(The Sacred Art Series will feature and explain the artwork which will be included in the Our Lady of Belen Chapel. This painting was commissioned to Spanish artist Raúl Berzosa and will be included in one of the side chapels. The chapel is scheduled to be completed during the 2021-2022 school year.)
St. Jean de Brébeuf was born in Condé-sur Vire, Normandy, in the Kingdom of France, on March 25, 1593. He entered the Society of Jesus in 1617 and was nearly expelled when he contracted tuberculosis and was unable to continue with his studies.
Overcoming the illness, he taught for several years at the Jesuit College of Rouen. In 1625 he was chosen by his provincial to embark on a mission to the territory of Quebec in New France (the North American territory colonized by the French).
Brébeuf mastered the Huron language and published many works of grammar and Huron culture to help future missionaries. He insisted on inculturation as the best way to evangelize the Natives. He also gave the modern name to the Native American sport of lacrosse because the sticks used in the game reminded him of a bishop’s crozier.
In 1649, the Iroquois Indians destroyed the Huron mission of St. Ignace and Brébeuf was captured. He was tortured by having boiling water poured over his head as a mockery to baptism and his fingers were removed. The Iroquois drank his blood in order to “absorb Brébeuf’s courage.” Throughout his torture, it was reported he was more concerned for the fate of the other Jesuits and the captive Native converts than for himself. He died on March 16, 1649.
Brébeuf was beatified in 1925 and later canonized by Pope Pius XI on June 29, 1930, along with several Jesuit companions. He was eventually proclaimed one of the patron saints of Canada by Pope Pius XII.
Martyrdom: Brébeuf’s martyrdom was a long and particularly painful one. The painting depicts the moment he is tied to a stake and burned. In addition, there is a pot of boiling water on one side. The Natives used the scalding water to pour over the saint’s head mimicking the practice of baptism. Around the saint’s neck is a collar of hatchet heads. These had been stoked in the fire and placed around Brébeuf’s neck. Over his shoulders, the saint is wearing the remnant of his cassock. Around his waist, he wears Native clothing, a symbol of the missionary’s insistence on practicing inculturation to evangelize.
IHS: The saint is portrayed looking up to the symbol of the IHS illuminated by the sun that tries to peer through the clouds and smoke. I-H-S are the first three letters of the name of Jesus in Greek. This moniker had quickly become the symbol of the Society of Jesus.
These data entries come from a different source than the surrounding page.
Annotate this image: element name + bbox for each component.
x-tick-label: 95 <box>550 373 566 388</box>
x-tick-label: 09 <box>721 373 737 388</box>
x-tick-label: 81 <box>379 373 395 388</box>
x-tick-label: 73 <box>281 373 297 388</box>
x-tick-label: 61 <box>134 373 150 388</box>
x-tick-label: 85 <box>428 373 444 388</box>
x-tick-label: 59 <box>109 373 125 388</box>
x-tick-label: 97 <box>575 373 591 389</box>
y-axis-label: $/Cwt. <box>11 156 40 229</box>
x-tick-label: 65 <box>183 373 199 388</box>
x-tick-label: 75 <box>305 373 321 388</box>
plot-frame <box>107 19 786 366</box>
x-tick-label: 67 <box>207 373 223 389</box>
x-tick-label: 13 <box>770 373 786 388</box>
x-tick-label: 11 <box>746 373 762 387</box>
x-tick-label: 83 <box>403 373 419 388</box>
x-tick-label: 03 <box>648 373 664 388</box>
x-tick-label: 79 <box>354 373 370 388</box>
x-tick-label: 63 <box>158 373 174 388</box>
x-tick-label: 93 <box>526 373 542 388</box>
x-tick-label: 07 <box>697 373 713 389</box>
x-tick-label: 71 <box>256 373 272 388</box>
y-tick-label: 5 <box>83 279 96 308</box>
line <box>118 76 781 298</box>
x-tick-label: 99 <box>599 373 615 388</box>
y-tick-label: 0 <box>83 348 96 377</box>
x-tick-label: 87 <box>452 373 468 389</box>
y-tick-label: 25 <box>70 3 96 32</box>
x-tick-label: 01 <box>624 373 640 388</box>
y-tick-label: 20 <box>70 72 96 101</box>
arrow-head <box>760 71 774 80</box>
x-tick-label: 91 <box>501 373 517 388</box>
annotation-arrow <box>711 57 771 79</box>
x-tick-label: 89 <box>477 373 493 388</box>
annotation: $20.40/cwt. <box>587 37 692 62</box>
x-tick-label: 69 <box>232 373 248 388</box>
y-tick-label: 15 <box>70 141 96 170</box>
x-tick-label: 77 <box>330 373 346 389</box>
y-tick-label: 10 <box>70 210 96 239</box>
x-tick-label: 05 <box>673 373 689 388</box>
St. Gabriel Lalemant, S.J.: In the background to the left is the distant image of St. Gabriel Lalemant, faithful companion of Brébeuf. He too was captured by the Iroquois, along with Brébeuf and endured similar tortures and death. His image is portrayed humbly looking down as he is bound hand and foot in preparation for his martyrdom.
Angel(s): The angels are wearing red and white loincloths representing the colors of the flag of Canada. They hold the phylactery with the phrase, Dieu est le témoin de nos souffrances et bientot notre grande recompense (“God is the witness of our sufferings and soon our great reward”), a phrase Brébeuf wrote in a letter to his companions. The angel located on the right side of the painting is depicted as a Native American child and holds a palm branch, the symbol of martyrdom.